To block out the howling wind?

“No, to block out his [her father’s] snoring,” she said. “But it didn’t work. I didn’t sleep well because I think that everyone in the tent snored.”

That, though, was not the worst hardship. Hempleman-Adams insists that his expeditions leave a place as pristine as they find it. As regards using the lavatory, that involves bags in which individuals collect their own waste.

Amelia and her companions found themselves hauling their bags across the frozen miles so they could be packed and flown off the continent at journey’s end. As she points out, the scenic glamour we see on Frozen Planet is only half the story of polar travel.

Since Amelia took time off school for the expedition, she had intended to do some homework along the way: maths, economics and a bit of geography seemed suitable.

But just before setting off, they met the granddaughter of Ernest Shackleton, who gave them a commemorative medal and a photograph of the great explorer to take with them. Alexandra Shackleton also gave some advice to Amelia: skip the homework.

Amelia dived back into her schoolwork on the plane back. But on her journey to the pole, her father reckons, she learnt something even more valuable: that she can cope with a challenge many young people might think extreme.

Too modest to say so herself, her father summed up her experience: “She found a serenity that I didn’t know she had. She never minded about anything.

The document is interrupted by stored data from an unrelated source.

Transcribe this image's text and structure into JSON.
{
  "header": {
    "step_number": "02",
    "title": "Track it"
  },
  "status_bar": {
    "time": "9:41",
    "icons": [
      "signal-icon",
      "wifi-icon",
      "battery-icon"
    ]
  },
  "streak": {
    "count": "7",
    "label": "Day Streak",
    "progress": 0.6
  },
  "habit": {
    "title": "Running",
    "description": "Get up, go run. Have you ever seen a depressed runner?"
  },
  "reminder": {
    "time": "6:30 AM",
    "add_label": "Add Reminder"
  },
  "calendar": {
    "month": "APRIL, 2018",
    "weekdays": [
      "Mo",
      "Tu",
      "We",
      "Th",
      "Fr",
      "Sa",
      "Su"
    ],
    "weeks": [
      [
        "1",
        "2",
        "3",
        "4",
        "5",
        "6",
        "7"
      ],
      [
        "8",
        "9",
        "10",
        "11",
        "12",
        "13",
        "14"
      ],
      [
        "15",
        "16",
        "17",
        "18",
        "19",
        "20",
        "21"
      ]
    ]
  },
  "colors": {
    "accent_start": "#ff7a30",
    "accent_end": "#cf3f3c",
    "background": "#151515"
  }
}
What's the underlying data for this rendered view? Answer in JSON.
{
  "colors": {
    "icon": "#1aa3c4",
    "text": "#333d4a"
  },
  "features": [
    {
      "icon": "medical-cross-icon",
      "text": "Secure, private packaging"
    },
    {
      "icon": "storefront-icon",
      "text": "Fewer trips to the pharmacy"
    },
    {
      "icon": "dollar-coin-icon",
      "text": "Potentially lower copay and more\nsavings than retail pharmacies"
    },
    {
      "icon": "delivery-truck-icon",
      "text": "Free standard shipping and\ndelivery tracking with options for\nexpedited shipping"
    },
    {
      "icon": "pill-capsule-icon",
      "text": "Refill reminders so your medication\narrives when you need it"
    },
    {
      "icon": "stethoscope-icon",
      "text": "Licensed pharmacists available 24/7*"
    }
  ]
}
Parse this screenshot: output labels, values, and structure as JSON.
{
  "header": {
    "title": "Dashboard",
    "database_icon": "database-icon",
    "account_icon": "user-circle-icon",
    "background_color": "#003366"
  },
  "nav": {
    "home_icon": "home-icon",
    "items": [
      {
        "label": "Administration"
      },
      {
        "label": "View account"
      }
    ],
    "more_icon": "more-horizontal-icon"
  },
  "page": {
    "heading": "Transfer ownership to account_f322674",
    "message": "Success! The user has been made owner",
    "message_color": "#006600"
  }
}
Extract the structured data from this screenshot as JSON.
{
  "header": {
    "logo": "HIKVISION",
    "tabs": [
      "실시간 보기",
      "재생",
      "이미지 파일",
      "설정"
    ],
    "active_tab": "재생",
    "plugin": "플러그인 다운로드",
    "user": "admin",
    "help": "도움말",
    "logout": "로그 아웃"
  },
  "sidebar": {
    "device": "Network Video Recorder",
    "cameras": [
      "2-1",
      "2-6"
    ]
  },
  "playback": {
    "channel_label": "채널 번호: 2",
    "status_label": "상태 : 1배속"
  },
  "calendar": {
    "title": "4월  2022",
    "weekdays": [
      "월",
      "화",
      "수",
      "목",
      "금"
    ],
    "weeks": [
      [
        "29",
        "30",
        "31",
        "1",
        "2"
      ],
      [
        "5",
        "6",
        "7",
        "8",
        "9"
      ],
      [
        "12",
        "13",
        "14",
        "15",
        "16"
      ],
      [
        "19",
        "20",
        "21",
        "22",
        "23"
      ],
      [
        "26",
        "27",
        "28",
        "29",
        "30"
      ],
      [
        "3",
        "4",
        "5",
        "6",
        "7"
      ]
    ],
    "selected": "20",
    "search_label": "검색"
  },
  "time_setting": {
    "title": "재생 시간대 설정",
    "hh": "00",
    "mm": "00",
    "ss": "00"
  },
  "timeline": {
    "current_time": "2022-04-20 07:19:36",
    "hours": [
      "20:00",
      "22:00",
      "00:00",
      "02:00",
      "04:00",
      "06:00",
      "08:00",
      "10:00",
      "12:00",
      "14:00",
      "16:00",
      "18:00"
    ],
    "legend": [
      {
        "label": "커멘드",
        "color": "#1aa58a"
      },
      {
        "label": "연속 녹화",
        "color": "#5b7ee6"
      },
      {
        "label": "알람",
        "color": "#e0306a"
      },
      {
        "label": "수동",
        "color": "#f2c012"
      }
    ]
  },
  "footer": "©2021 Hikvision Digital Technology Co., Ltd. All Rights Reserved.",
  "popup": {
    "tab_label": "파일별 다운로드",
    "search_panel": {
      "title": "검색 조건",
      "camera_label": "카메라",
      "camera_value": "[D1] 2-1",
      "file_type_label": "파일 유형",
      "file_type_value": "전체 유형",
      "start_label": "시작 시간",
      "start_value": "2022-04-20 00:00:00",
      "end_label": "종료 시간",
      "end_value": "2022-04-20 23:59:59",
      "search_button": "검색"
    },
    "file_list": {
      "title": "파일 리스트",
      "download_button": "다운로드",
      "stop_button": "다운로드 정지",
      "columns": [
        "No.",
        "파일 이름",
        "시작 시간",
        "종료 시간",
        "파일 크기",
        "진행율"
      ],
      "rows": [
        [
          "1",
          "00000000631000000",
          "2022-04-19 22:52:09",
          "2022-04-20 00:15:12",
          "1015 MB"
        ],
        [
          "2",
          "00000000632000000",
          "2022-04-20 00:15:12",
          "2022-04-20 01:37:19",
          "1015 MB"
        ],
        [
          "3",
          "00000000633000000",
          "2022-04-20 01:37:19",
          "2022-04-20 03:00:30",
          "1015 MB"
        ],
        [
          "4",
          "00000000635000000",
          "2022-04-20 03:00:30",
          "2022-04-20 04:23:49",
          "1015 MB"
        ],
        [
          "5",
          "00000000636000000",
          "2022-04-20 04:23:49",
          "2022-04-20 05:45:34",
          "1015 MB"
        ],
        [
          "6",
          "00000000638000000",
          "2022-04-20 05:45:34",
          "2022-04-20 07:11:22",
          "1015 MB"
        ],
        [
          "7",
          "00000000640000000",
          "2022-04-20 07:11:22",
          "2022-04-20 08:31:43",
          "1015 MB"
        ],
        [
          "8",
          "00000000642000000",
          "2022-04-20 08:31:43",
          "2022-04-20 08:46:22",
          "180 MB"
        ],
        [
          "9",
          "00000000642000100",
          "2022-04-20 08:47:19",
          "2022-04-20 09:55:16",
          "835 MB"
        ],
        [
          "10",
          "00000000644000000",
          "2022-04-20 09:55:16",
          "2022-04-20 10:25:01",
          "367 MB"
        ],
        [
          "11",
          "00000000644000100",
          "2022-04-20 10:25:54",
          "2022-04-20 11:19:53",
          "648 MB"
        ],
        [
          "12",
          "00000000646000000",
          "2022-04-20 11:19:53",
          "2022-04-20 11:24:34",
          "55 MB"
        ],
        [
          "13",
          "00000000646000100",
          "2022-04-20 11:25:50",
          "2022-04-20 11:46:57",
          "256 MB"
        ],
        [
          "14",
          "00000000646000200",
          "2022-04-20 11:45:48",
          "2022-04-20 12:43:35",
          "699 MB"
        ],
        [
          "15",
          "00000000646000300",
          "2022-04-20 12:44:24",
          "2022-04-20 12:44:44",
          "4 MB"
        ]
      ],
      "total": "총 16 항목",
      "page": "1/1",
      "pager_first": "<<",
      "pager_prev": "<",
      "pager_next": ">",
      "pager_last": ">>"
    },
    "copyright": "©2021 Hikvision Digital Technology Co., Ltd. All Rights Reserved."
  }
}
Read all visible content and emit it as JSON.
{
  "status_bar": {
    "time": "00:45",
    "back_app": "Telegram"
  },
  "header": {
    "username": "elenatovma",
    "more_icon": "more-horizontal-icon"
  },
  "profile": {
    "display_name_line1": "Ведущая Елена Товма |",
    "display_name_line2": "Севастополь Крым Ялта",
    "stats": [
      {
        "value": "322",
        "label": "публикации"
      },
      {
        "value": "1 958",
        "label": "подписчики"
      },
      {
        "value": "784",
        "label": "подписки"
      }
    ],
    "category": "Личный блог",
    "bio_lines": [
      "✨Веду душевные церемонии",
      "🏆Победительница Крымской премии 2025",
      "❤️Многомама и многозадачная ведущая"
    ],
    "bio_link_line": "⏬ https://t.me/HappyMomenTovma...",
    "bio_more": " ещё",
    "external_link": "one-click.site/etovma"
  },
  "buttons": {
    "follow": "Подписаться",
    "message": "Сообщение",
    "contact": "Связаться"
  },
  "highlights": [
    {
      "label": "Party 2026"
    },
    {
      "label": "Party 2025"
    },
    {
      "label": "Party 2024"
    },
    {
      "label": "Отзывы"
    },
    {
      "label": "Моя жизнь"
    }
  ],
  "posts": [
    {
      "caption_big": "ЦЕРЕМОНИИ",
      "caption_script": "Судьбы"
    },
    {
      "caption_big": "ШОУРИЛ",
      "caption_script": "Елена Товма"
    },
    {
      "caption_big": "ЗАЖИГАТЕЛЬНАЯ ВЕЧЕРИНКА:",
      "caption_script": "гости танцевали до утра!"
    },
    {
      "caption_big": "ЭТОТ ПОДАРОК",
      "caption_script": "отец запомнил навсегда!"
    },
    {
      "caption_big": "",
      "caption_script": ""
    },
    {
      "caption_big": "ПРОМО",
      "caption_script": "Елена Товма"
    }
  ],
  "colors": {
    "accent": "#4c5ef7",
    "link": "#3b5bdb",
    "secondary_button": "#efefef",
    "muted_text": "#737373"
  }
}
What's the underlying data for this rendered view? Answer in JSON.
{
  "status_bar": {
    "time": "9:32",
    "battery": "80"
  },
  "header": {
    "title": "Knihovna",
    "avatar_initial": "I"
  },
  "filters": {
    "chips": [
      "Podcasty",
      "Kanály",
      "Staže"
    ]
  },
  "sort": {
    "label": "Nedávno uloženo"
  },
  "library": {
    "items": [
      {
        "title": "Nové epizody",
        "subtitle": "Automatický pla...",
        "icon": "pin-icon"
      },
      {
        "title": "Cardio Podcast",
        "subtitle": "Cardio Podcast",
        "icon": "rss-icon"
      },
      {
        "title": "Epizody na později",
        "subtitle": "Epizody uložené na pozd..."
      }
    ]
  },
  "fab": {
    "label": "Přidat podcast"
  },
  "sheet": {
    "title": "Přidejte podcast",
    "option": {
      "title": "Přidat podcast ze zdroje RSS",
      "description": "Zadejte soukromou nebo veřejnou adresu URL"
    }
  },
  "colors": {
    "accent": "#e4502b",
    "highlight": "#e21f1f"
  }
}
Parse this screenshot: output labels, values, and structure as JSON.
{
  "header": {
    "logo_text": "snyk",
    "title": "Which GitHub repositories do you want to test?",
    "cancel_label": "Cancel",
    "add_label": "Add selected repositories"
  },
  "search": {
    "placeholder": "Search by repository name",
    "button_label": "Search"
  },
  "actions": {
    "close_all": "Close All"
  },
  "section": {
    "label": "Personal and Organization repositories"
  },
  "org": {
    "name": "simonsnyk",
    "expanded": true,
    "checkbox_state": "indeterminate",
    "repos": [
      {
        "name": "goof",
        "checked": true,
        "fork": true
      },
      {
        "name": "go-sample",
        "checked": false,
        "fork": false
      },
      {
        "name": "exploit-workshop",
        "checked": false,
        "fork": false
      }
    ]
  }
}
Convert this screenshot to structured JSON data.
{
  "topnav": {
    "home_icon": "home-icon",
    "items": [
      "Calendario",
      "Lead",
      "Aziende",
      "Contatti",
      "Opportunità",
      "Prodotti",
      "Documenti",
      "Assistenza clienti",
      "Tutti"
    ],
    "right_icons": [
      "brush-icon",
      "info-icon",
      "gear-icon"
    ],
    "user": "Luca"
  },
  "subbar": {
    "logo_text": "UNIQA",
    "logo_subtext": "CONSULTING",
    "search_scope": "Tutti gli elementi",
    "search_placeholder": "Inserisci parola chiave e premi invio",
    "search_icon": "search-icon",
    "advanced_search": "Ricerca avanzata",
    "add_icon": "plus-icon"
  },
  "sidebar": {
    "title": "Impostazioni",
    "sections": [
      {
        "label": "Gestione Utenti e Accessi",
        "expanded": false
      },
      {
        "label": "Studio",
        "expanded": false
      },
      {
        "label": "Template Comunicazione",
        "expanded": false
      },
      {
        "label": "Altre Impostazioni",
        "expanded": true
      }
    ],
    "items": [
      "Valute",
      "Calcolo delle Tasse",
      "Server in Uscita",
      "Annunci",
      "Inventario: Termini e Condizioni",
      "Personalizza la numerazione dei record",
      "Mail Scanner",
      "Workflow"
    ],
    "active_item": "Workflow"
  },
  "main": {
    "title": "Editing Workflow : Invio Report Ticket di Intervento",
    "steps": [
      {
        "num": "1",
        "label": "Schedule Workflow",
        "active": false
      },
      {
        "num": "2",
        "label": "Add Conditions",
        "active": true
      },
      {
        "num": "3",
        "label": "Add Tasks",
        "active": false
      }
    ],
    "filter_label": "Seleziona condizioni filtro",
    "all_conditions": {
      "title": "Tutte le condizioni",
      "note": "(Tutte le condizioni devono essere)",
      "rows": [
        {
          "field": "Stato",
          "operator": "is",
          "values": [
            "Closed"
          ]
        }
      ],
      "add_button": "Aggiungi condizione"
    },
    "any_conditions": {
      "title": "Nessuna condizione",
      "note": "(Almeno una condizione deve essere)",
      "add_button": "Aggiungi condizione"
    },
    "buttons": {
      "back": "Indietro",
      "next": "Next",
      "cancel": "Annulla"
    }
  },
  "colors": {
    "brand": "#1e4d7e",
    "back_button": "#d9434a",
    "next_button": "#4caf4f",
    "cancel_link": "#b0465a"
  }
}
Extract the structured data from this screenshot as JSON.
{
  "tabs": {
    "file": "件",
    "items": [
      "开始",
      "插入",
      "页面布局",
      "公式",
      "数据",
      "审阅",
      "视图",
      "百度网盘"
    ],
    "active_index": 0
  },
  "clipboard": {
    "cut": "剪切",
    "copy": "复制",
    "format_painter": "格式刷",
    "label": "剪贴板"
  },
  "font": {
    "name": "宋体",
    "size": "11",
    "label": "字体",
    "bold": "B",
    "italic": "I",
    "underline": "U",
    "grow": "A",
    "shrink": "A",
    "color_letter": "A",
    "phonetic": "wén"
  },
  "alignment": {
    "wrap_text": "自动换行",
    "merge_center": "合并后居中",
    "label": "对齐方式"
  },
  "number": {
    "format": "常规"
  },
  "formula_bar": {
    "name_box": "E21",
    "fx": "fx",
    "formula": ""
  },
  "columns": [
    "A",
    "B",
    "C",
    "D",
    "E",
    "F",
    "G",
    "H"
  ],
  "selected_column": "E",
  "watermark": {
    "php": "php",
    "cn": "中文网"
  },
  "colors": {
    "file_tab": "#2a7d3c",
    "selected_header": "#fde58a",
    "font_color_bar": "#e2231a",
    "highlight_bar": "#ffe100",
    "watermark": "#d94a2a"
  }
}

“She left as a child, a young teenager. And she has definitely come back a young woman.”

Meet the youngest to…

Climb Everest:
Jordan Romero from Big Bear Lake, California, climbed Everest (29,035ft) in May 2010 when he was 13. He climbed Mount Kilimanjaro when he was nine. Jordan said he had climbed Everest to inspire more young people to go outdoors, because “obese children are the future of America, the way things are going”.

Swim the Channel:
In 1988 Thomas Gregory from southeast London swam from England to France when he was 11 years and 11 months old.He completed the swim in 11 hours and 54 minutes. The youngest girl to swim the Channel is Samantha Druce, from Dorset. She was 12 years and 118 days old when she swam the 25-odd miles in 1983 in 15 hours and 28 minutes.

Row an ocean solo:
At the age of 22, Katie Spotz rowed the Atlantic on her own in 2010, covering a distance of 2,817 miles. She set off from west Africa and, after 70 days 5 hours and 22 minutes at sea, arrived in Georgetown, Guyana. Spotz, from Mentor, Ohio, took enough food for 110 days. She made the voyage in her 19ft yellow wooden rowing boat without any support boat, apart from a Coast Guard vessel that escorted her on the last stretch to Guyana’s shore.

Circumnavigate the globe:
Jessica Watson, from Buderim in Queensland, Australia, completed a seven-month journey sailing unassisted around the world in May 2010, when she was 16. When she sailed into Sydney Harbour in her 34ft pink yacht, she overtook the record that had been set the previous year by Mike Perham of Potters Bar, Hertfordshire. He was 17 when he made a solo circumnavigation.

Climb the seven summits:
George Atkinson, from Surbiton, southwest London, scaled the highest mountain in every continent by the age of 16. He began by climbing Kilimanjaro when he was 11 and completed the challenge by climbing Everest in May this year when he was 16 years and 362 days old.